Jamin Grey wrote:My speculation is that after several years, the one in the tote will need watering, the ones in the ground won't, and the one in the tote will, due to limitation on root depth, not be able to produce as many consecutive harvesting of spears. I think it'll work but be less productive and need more watering.
I'd be very interested to hear how your experiment goes!

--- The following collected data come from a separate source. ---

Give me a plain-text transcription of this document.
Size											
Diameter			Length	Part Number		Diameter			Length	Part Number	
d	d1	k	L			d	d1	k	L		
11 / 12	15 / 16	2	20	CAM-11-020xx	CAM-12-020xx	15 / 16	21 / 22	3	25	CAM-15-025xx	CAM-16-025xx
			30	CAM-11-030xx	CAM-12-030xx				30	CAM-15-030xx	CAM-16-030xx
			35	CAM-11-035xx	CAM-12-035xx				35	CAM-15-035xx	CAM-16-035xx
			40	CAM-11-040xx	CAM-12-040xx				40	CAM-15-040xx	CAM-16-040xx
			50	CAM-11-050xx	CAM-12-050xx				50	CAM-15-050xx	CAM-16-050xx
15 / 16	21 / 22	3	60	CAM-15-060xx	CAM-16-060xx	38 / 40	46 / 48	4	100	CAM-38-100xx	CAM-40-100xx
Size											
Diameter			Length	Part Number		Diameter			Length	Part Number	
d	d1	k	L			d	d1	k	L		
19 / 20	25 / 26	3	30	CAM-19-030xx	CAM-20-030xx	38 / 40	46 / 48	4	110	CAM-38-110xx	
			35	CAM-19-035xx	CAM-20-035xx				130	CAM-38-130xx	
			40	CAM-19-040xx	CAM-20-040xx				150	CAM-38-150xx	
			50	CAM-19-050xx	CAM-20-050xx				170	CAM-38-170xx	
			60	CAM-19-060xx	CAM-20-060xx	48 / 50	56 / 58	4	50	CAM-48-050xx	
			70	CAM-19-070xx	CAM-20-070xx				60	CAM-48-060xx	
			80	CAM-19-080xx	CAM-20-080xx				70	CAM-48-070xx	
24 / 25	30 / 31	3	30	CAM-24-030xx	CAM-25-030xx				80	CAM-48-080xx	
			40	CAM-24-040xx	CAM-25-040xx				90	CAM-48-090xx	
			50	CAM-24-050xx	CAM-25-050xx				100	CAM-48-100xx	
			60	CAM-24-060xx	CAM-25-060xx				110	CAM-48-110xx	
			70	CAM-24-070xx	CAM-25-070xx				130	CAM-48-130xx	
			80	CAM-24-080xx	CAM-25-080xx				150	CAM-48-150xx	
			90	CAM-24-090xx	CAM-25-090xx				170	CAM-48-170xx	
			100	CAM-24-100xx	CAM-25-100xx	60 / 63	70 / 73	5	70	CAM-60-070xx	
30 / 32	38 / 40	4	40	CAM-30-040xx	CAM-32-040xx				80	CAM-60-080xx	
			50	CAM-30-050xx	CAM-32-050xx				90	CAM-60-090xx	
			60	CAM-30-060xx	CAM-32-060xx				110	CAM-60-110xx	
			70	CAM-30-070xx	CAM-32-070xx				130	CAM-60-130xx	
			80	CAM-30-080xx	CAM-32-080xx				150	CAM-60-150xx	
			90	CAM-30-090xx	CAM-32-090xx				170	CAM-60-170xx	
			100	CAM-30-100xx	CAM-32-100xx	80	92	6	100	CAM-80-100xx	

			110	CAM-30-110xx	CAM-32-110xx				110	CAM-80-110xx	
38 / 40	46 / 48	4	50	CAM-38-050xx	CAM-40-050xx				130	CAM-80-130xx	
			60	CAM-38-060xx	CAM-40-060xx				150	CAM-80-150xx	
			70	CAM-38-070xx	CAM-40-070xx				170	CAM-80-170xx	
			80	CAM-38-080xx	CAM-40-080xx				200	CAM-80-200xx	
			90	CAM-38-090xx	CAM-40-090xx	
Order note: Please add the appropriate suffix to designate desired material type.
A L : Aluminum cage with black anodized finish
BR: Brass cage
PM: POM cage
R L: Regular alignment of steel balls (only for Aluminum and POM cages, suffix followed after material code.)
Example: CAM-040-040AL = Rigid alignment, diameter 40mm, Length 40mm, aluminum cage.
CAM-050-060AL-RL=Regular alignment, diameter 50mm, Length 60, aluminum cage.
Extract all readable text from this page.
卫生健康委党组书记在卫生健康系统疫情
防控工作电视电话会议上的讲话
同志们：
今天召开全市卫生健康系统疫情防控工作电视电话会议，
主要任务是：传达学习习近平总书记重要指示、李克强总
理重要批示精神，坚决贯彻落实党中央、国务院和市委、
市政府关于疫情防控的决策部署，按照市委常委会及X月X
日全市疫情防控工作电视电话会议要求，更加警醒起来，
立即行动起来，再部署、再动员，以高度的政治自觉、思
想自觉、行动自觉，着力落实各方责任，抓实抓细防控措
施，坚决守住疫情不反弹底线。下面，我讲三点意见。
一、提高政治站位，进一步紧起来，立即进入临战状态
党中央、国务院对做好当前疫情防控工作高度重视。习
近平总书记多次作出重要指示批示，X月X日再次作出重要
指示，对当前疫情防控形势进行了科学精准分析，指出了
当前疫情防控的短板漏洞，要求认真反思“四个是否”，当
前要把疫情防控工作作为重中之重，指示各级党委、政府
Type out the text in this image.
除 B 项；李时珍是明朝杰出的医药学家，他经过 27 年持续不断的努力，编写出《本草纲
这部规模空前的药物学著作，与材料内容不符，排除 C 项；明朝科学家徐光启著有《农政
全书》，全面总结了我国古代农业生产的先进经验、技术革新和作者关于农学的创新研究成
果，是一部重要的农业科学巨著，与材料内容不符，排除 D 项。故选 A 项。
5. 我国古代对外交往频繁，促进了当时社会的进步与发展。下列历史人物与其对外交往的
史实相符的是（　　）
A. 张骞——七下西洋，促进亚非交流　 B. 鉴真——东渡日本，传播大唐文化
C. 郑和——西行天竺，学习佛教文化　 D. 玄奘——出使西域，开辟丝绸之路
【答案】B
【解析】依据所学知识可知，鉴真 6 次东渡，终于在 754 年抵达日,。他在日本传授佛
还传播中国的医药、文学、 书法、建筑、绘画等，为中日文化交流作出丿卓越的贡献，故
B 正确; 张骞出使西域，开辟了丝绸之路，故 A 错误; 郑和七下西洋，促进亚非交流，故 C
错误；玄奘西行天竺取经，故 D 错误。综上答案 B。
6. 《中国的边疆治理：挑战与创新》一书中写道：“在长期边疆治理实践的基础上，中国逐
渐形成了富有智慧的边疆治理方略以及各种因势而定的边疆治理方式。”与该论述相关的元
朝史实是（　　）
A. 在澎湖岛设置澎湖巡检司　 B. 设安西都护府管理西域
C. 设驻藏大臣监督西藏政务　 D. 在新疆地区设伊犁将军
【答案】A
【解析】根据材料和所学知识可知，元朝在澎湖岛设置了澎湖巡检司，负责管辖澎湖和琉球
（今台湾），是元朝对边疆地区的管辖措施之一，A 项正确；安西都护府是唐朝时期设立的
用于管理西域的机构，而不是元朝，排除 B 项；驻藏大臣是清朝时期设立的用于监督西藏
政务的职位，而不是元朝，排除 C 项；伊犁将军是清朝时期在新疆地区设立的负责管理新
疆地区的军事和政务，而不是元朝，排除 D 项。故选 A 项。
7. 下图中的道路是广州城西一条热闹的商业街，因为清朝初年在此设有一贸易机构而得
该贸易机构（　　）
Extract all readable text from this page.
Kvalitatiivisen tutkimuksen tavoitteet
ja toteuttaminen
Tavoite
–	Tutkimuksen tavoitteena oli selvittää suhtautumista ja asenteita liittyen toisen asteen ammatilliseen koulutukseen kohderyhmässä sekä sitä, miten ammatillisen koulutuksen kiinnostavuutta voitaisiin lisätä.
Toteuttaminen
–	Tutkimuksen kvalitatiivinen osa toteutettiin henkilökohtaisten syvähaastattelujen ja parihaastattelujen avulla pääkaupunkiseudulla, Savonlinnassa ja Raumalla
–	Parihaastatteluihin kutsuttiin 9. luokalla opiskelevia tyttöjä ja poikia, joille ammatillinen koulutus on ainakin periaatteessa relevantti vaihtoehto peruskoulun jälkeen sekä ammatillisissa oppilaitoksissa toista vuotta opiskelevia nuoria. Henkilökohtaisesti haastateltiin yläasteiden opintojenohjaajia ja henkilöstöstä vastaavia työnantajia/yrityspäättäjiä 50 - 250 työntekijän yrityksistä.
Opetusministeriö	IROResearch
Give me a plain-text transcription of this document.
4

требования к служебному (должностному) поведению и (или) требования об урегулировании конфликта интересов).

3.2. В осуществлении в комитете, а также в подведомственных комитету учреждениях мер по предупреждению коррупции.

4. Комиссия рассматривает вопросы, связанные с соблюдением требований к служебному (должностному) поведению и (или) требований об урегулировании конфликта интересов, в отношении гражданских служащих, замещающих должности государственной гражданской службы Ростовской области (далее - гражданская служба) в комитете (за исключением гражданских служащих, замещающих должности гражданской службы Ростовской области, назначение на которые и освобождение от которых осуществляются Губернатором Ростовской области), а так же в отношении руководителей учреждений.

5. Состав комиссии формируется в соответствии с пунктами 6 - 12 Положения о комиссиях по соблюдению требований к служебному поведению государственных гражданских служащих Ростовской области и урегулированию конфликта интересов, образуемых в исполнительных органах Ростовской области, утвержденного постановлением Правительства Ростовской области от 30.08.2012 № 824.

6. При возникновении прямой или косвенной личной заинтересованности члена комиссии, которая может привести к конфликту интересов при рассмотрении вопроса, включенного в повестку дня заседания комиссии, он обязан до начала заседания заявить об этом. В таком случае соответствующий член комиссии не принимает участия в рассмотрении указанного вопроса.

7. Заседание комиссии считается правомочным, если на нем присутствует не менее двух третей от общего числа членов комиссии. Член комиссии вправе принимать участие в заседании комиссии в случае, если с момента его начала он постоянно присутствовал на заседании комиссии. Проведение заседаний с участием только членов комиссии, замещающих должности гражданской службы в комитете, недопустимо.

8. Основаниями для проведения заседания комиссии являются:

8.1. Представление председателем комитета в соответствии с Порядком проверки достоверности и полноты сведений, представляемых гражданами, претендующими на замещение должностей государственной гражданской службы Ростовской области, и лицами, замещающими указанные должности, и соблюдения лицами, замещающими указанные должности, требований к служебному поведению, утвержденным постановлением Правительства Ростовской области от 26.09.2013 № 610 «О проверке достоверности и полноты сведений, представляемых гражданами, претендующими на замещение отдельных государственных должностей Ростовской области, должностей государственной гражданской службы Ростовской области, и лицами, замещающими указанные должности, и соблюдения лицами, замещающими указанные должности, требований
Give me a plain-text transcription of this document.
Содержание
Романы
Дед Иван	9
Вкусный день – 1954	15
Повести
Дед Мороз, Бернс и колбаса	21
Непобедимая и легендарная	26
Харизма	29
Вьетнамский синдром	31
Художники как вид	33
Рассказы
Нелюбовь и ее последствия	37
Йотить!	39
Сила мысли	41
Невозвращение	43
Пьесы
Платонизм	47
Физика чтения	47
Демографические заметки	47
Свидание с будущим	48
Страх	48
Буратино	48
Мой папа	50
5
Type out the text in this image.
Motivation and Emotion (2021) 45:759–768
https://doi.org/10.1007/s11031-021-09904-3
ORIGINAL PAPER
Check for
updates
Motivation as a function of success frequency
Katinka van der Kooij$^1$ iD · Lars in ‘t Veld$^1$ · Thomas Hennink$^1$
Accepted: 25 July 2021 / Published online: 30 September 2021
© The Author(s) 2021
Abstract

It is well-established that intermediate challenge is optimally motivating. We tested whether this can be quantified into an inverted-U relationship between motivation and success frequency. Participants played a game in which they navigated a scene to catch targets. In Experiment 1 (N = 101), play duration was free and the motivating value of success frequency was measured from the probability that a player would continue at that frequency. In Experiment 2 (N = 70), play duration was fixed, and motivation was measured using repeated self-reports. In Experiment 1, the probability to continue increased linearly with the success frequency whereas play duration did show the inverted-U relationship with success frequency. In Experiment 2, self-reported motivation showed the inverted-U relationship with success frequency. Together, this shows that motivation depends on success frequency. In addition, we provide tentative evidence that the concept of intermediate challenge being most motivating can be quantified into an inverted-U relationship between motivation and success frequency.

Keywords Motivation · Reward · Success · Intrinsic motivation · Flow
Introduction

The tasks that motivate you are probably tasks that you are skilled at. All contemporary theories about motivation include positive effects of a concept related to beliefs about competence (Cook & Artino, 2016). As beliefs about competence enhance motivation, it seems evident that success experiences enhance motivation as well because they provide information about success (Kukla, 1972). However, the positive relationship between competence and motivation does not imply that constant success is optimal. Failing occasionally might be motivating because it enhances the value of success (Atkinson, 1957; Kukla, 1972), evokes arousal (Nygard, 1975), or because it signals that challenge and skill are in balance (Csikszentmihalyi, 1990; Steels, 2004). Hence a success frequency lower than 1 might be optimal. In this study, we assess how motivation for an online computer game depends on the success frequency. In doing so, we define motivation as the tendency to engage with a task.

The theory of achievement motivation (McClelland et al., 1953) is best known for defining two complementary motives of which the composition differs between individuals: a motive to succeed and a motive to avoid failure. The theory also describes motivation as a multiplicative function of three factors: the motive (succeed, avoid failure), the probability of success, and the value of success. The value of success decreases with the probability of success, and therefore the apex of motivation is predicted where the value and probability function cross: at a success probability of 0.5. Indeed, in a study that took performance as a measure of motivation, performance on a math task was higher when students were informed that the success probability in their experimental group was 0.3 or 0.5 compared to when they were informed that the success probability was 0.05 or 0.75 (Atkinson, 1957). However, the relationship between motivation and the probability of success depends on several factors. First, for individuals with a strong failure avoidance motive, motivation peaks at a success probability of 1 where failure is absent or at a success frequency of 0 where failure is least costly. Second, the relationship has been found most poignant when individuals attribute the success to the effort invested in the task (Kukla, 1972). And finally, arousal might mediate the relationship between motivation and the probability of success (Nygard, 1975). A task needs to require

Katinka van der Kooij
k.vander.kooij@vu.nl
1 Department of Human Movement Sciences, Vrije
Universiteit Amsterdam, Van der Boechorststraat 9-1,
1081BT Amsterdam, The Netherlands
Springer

Marco Banks wrote:The annual cycle of asparagus is about a month and a half of spears that are large enough to pick, and then 10+ months of it just growing or going dormant. When the spears get small and spindly, you need to let the plant just do it's thing. It becomes a big, tangled mess -- ferny branches going all over the place. It's not a space-efficient plant, but rather, it consumes a lot of garden space as the asparagus fronds flop over and try to maximize exposure to the sun so it can create an energy reserve for next season. So if you had a place to transport those planting boxes/barrels/containers for the majority of the year when the plant isn't bearing, yeah, a greenhouse might be a solution. But don't count on picking a big bunch of asparagus and having a nice amount for a meal. You'll get 2 spears today, none tomorrow, 1 spear the next day . . . There are so many more efficient veggies to grow in a greenhouse than big, tangly asparagus plants. For the small amount of asparagus you'll actually get for all your effort, I'd spend $5 at Costco and buy a bunch there.